Retrospective analysis reaffirms efficacy of TNX-102 for PTSD

Tonix Pharmaceuticals recently presented retrospective data that indicated TNX-102 SL significantly improved sustained remission in PTSD.

In May 2016, phase 2 findings indicated efficacy of TNX-102 SL for military-related PTSD.

The phase 2 study was a multicenter, 12-week, double blind placebo-controlled study conducted among 231 individuals who experienced trauma during military service since 2001, had moderate PTSD severity and were free of antidepressants for at least 2 months. Study participants were randomized to receive 2.8 mg (n = 90) or 5.6 mg (n = 49) of TNX-102 SL or placebo (n = 92) sublingually at bedtime.

Both dosage groups had significantly greater mean changes in the arousal and reactivity cluster of the Clinician Administered PTSD Scale for DSM-5 (CAPS-5), compared with placebo. This association occurred at weeks 2, 4 and 8 among participants who received 2.8 mg of TNX-102 SL and at weeks 2, 8 and 12 among those who received 5.6 mg.

At week 12, participants who received 5.6 mg of TNX-102 SL had significantly greater response on the Clinical Global Impression-Improvement (CGI-I) scale.

The recently presented retrospective analysis indicated the 5.6-mg dosage had an effect size of approximately 0.5 on total CAPS-5 and approximately 0.5 on cluster B (intrusion) and cluster E (arousal and reactivity) scores.

Seth Lederman

Further, the 5.6-mg dosage significantly increased sustained remission, compared with placebo.

Nondose-related tongue numbness was commonly reported among participants receiving either dosage of TNX-102 SL.

There were no discontinuations due to adverse events among participants who received 5.6 mg of TNX-102 SL.

The HONOR study, a phase 3, 12-week, randomized, double-blind, placebo-controlled trial is currently being conducted to assess efficacy of 5.6 mg of TNX-102 SL for military-related PTSD. Targeted enrollment is 550 participants across 35 clinical sites.

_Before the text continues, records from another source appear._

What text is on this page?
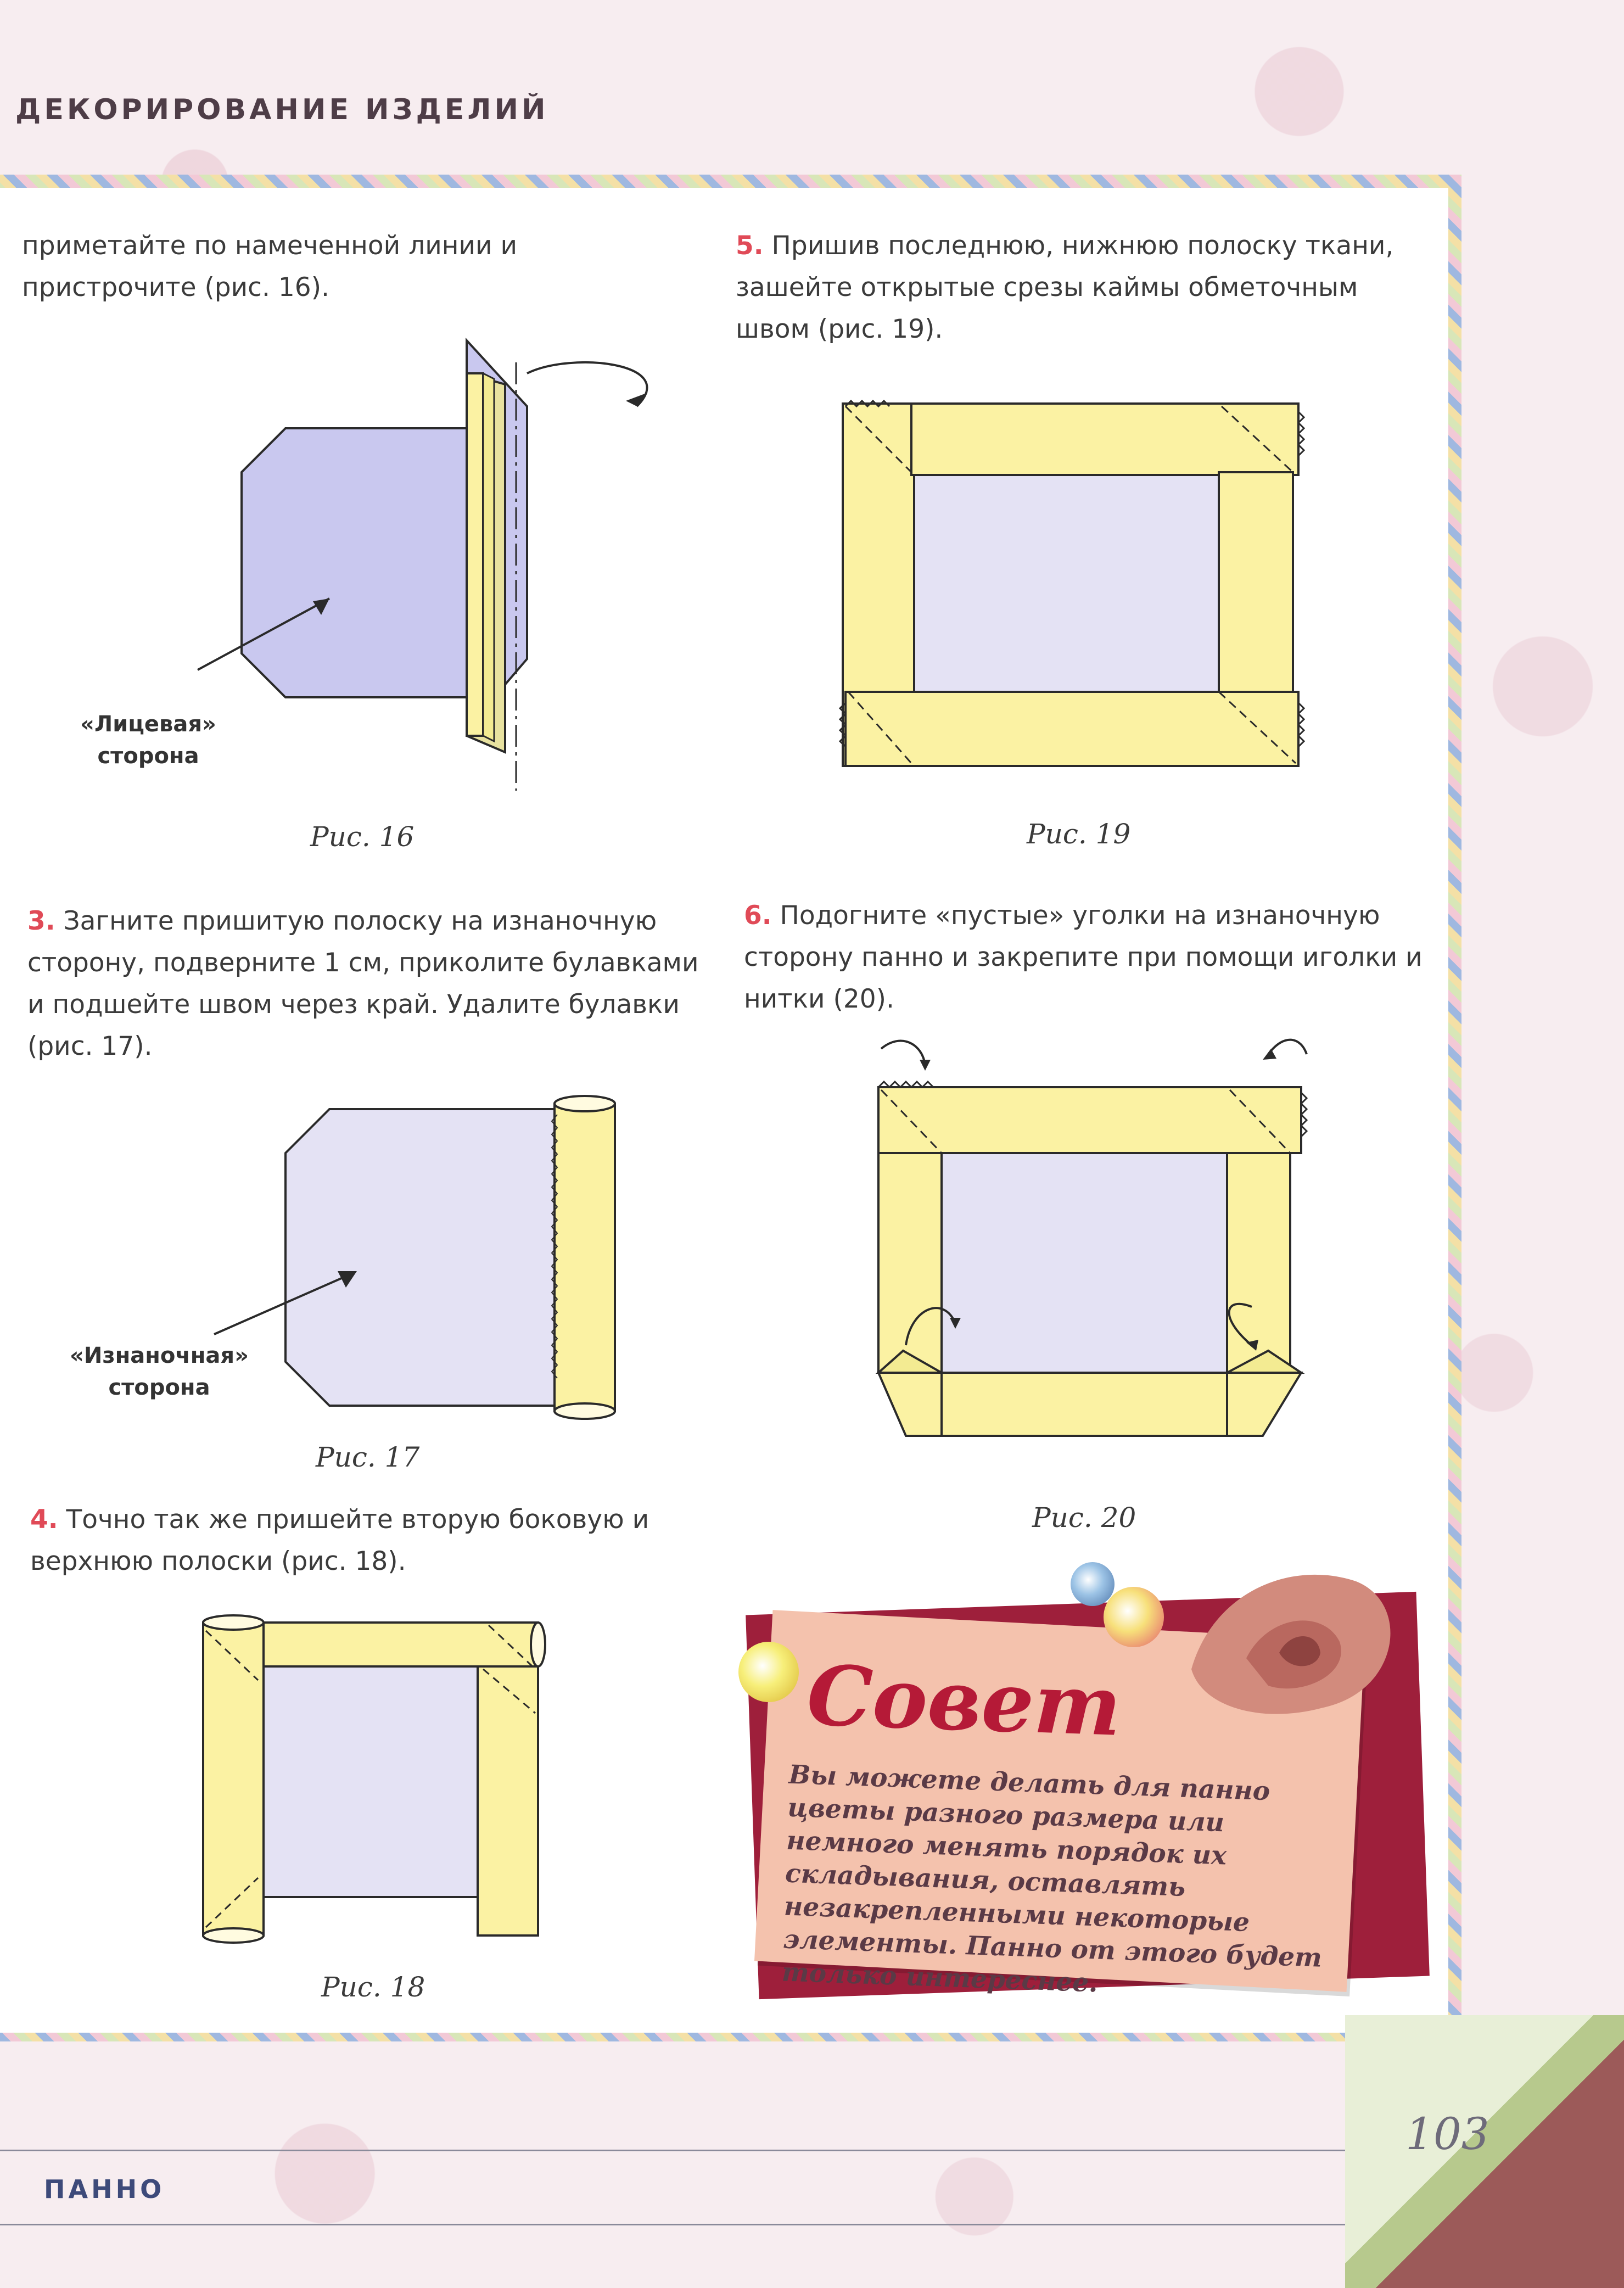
ДЕКОРИРОВАНИЕ ИЗДЕЛИЙ

приметайте по намеченной линии и пристрочите (рис. 16).

«Лицевая»
сторона
Рис. 16

3. Загните пришитую полоску на изнаночную сторону, подверните 1 см, приколите булавками и подшейте швом через край. Удалите булавки (рис. 17).

«Изнаночная»
сторона
Рис. 17

4. Точно так же пришейте вторую боковую и верхнюю полоски (рис. 18).

Рис. 18

5. Пришив последнюю, нижнюю полоску ткани, зашейте открытые срезы каймы обметочным швом (рис. 19).

Рис. 19

6. Подогните «пустые» уголки на изнаночную сторону панно и закрепите при помощи иголки и нитки (20).

Рис. 20
Совет

Вы можете делать для панно цветы разного размера или немного менять порядок их складывания, оставлять незакрепленными некоторые элементы. Панно от этого будет только интереснее.

ПАННО
103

An unblended interim analysis will be conducted once efficacy data has been collected from 275 randomized participants, according to a company press release.

“We continue to work with the FDA to accelerate the development and registration of TNX-102 SL for PTSD,” Seth Lederman, MD, president and CEO of Tonix, said in the release. “Our Phase 3 HONOR study is currently enrolling participants with military-related PTSD. A planned unblinded interim analysis on 50% of the randomized participants (n = 275) is on track for the first half of 2018.”

Reference:

Low-dose bedtime sublingual cyclobenzaprine (TNX-102 SL) for the treatment of military-related PTSD: Retrospective analyses of the mediators and moderators of treatment response. Presented at: American Society of Clinical Psychopharmacology Annual Meeting. May 29-June 2, 2017; Miami Beach, Fla.